Since1947, Indian polity has been grappling with many maladies, but the reassertion of ‘religion as identity’ remains something, which still waiting its existential justification. Under heavy influence of this nefarious syndrome, we can see in South Asia-Pakistan, on the brink of disaster and Afghanistan, as a nation of opium and war.
India’s polity shaped through a democratic Constitution and strong institutional edifices have delivered over the years, though under the strain of sporadic but extreme counter-currents. India’s independence came following with the civilisational history’s worst human displacements and riot-after that, the father of nation was assassinated in 1948, and from here began the politics of Hindu Mahabha and RSS.
That stream of religious-political interface made the otherwise flawed Congress rule in the country, more acceptable and Hinduism, walking with a painful deadlock. Krishna Jha& Dhirendra K Jha’s Ayodhya: The Dark Night is a path-finding study on the means and practicing nuances of right wing politics in India. This book has sensitizing capacity and builds better perspective around a grave plot that has done immense harm to the nation.
Based on irrefutable facts, authors take the matter forward with recalling the fateful night of 22 December1949 in Ayodhya. That night, Abhiram Das-an obscure Sadhu (previously a wanderer from Darbhanga district of Bihar) and his followers successfully installed an idol of Rama in Babri Masjid. They faced resistance, but that overcome by these motley group.
Probably, that night no one of them were knowing the consequences of their act, as they worked blindly for rightist political organisations, politicians with similar taste in Congress and the ICS officer and then DM of Faizabad, , K.K.Nair. This man and his wife from Kerala played a long political inning from UP, besides amassing disproportionate property.
Point worth of noticing is, Ayodhya was not a place of limelight before that, then why it made the centrepoint of Hindu politics?
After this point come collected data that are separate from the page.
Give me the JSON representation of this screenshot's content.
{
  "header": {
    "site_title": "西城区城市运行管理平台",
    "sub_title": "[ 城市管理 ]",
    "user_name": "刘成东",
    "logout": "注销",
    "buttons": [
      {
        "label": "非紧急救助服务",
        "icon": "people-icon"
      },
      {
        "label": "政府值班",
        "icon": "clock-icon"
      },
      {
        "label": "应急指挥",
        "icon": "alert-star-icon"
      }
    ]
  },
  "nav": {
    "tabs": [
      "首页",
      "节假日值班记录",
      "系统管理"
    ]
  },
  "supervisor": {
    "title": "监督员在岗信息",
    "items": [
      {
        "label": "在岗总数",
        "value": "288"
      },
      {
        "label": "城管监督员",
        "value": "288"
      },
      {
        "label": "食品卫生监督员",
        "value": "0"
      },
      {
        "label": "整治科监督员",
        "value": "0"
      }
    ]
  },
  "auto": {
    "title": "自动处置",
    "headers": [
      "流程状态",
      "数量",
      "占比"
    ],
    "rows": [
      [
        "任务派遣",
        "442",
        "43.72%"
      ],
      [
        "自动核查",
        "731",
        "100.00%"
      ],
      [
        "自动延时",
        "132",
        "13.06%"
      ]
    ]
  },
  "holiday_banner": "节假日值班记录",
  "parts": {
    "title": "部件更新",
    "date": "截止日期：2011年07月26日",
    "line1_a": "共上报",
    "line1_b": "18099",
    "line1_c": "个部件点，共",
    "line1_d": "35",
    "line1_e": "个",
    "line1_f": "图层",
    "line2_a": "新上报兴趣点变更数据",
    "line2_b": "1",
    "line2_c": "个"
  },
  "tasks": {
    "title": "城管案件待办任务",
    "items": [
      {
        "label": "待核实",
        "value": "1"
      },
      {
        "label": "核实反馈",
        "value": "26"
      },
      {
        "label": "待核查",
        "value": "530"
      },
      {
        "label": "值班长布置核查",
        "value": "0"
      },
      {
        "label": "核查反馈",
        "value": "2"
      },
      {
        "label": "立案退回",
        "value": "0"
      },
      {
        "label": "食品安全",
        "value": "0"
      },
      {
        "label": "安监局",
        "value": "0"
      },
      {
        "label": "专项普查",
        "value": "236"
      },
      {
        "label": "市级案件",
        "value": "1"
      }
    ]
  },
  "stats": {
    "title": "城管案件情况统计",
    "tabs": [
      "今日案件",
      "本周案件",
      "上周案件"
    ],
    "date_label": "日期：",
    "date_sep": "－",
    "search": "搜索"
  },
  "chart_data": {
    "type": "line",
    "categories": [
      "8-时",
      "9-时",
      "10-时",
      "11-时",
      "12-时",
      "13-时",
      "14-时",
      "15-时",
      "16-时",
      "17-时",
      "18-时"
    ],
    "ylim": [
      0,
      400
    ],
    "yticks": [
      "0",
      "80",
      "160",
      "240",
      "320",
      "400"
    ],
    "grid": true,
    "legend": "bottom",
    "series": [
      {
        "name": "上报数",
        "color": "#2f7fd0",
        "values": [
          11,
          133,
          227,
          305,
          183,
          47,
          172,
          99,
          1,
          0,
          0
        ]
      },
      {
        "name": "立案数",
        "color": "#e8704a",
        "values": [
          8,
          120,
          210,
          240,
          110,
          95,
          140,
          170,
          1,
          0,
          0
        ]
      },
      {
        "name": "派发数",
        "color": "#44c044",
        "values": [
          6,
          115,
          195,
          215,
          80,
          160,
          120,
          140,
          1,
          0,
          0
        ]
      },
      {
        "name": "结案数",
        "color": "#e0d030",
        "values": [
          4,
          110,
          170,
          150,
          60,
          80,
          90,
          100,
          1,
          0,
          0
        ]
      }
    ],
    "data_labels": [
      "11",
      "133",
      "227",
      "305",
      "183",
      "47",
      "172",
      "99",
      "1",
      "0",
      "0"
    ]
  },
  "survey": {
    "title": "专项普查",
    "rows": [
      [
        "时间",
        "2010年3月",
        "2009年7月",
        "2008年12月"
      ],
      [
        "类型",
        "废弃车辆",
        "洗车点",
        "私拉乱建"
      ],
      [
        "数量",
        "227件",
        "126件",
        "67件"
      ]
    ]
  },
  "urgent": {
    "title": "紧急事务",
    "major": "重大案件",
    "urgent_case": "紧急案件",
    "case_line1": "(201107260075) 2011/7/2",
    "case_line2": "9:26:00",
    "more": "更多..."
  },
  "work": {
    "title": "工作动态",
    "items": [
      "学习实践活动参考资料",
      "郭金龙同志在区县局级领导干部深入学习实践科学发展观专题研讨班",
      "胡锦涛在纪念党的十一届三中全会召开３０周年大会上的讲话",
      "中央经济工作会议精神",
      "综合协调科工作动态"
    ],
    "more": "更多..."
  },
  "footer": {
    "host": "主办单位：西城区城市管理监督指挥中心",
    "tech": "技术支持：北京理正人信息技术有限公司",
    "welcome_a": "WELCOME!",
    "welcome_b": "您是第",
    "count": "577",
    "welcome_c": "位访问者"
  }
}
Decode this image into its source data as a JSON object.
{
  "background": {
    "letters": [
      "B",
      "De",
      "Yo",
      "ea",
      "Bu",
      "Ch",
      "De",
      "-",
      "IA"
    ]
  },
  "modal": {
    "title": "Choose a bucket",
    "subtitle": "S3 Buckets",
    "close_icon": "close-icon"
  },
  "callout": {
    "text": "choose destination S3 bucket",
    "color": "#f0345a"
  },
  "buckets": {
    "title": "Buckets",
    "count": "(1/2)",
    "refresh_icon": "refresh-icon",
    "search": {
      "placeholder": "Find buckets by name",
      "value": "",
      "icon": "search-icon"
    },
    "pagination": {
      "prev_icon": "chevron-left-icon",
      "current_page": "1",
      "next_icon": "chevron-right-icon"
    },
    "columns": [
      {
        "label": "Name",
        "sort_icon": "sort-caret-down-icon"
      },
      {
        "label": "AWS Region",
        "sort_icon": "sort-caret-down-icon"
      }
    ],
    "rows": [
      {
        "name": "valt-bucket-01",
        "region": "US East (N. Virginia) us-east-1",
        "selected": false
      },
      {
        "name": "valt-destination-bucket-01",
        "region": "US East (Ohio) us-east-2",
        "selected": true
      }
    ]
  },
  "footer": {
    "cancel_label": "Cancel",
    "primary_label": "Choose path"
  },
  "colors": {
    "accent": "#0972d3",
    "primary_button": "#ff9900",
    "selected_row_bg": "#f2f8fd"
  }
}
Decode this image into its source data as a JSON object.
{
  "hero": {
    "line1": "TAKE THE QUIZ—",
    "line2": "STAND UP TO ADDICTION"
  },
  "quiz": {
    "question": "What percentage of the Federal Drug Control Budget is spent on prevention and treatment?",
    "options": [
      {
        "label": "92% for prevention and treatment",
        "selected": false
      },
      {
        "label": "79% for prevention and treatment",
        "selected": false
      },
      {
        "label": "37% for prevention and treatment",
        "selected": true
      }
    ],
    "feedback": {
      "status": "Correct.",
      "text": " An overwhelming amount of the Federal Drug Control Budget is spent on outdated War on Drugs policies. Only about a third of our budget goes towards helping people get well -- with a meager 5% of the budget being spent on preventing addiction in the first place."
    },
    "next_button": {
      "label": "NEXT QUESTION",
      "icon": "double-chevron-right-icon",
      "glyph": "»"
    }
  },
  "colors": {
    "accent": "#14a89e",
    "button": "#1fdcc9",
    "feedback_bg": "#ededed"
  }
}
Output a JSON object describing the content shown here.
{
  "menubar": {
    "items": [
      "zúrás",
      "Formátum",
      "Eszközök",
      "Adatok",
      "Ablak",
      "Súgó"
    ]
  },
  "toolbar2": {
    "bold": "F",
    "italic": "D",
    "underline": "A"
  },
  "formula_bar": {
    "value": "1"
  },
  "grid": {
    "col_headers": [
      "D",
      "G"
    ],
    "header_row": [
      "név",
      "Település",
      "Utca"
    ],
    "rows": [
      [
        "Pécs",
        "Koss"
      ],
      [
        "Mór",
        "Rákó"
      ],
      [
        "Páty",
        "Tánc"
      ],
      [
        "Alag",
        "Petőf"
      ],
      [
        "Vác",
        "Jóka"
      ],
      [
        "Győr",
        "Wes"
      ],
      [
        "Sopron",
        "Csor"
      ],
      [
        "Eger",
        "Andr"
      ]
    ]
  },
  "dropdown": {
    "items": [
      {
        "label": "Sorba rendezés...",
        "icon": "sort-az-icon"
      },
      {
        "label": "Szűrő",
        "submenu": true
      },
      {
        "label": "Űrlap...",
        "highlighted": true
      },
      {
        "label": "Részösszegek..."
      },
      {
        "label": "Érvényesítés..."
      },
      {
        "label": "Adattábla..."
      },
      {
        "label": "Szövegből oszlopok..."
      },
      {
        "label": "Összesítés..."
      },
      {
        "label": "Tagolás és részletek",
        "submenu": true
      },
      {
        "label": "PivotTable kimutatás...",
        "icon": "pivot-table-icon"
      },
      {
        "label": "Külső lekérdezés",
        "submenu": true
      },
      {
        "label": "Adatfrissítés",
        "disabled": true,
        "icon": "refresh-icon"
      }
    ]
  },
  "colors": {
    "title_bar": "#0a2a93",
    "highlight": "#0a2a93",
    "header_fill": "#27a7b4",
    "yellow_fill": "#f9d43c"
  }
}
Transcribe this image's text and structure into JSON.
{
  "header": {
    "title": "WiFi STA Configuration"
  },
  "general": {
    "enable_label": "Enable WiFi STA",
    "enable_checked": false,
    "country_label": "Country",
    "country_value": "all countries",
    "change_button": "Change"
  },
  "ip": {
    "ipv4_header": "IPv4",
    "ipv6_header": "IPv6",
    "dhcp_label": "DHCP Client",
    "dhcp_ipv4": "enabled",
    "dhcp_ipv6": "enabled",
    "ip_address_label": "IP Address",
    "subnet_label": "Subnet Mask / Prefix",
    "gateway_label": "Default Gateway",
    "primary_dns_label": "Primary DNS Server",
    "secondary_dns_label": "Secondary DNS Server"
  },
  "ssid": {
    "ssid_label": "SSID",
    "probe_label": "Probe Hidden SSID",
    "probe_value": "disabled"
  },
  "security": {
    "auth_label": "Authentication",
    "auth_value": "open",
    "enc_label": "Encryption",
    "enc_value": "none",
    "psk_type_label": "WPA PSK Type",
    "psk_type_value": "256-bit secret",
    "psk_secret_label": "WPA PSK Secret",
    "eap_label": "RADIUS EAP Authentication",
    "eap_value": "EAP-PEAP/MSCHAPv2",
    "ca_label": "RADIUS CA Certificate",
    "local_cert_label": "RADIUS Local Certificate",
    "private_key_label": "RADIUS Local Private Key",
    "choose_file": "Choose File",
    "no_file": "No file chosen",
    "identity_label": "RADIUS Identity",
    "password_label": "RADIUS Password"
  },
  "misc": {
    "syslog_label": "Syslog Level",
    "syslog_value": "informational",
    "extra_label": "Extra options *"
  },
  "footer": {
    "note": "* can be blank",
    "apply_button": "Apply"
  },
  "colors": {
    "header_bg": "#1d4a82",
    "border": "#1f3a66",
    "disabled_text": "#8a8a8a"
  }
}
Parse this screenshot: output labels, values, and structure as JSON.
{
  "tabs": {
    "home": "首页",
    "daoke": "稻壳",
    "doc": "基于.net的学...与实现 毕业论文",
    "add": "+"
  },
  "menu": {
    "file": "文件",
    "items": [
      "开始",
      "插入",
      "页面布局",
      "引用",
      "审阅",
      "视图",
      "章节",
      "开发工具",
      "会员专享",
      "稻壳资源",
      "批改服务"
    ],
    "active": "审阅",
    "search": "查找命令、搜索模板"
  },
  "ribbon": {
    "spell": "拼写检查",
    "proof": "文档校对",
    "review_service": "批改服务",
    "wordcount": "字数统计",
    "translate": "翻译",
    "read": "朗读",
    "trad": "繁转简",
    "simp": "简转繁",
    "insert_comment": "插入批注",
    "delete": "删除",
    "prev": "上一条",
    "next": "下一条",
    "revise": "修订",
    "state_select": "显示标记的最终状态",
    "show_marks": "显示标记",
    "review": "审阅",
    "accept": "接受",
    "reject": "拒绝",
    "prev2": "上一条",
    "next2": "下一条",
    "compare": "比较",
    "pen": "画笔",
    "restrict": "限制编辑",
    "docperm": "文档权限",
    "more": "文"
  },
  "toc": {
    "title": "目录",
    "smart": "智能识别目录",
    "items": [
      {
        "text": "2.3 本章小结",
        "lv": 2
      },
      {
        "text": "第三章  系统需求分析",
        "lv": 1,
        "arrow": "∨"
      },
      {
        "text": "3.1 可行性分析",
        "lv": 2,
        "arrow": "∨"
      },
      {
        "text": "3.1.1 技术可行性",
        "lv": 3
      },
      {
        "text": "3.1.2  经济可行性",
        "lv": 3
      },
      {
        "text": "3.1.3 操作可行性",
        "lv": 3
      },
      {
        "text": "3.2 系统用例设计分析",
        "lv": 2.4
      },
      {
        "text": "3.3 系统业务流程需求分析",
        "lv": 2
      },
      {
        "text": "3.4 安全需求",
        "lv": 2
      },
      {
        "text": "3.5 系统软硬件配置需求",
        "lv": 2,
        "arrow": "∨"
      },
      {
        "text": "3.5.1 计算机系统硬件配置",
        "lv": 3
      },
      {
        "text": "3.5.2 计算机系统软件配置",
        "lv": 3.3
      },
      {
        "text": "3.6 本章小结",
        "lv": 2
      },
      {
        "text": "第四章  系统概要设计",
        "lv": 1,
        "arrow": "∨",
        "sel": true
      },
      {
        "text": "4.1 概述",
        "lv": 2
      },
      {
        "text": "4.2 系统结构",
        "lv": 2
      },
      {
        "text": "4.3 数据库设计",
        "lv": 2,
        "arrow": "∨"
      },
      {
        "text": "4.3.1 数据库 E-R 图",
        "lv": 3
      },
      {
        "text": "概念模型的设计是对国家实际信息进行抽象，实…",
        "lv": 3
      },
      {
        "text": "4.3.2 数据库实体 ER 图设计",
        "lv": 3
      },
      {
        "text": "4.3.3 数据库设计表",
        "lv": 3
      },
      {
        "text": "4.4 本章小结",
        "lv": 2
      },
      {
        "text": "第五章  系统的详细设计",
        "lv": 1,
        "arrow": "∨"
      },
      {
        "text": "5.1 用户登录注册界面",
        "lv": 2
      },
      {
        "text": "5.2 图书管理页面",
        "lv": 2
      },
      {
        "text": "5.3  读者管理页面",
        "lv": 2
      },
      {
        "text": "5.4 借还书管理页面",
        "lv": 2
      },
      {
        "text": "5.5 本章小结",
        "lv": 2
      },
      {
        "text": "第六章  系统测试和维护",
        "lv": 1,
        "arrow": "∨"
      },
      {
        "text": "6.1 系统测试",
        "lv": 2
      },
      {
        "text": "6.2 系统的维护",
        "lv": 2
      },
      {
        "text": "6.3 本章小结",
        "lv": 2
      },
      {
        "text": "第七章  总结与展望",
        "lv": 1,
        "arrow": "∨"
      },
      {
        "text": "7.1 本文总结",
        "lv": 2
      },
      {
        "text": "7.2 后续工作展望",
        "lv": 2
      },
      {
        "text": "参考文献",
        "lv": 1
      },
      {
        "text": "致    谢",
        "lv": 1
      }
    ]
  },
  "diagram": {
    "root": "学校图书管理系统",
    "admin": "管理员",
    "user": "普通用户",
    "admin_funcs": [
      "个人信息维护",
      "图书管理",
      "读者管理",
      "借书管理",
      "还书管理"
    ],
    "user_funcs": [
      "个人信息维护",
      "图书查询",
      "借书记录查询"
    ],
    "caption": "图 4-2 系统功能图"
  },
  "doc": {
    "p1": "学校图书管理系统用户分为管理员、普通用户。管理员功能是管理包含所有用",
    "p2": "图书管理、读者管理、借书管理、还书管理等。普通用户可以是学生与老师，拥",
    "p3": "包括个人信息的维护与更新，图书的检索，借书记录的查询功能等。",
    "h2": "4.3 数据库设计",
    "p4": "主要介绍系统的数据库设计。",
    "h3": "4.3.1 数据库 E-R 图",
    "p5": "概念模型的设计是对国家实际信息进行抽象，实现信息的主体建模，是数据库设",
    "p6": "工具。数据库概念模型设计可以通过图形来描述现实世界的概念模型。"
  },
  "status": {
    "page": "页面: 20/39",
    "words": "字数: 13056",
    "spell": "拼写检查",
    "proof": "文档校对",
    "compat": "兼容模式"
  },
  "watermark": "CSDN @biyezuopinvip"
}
The answer would be hard to get but somewhere, the reaction or action with no sense had formed under the impression that revivalist method of such dangerous scale can give the passage for religious rule in the country.
And that would be legitimized, as balancing course correction of wayward Islamic rule. Things’ didn’t travel the same way and that because, somewhere India is a functional democracy and it has its own compulsions and choices. The mileage was toned down; nevertheless India’s politics entered a different phase, which was not coherent and accommodative.
Nehru, was a firm believer in political processes, though only mildly in struggle after India got independence. So he dealt with Patel in own party and with opposition in well thought out procedures-he secured a temporary balance during his years in power. Subsequently things moved in calm until mid 1980’s. Rajiv Gandhi allowed opening of Babri Masjid and politics ignited after that.
In 1992, Babri Masjid was demolished and it became a full time front of politics between Congress-BJP. This book though has major focus on the beginning of the tragedy, but in patches also covers the events upto 1992. However, a dedicated CPI cadre herself, Krishna Jha, whom I have privilege of knowing for long, could have relate her excellent findings with the dwindling stake of left parties on the wake of high drama.
The books open little on this-but beyond that, it gives enough insight to know communalism has changed the line of political priorities. It also comprehensively recalls the roles Gandhian activists, who fought against the communal politics in Ayodhya. Decades later, the politics is more competitive and dramatic then it was at any point of time in modern India.
Written without obvious political bias and in gentler tone, this book is an essential read to know the genesis, development and saturation of Ayodhya episode. To wipe-out the metaphor (which is unpleasant) would be not possible for anyone, so that would be continuing!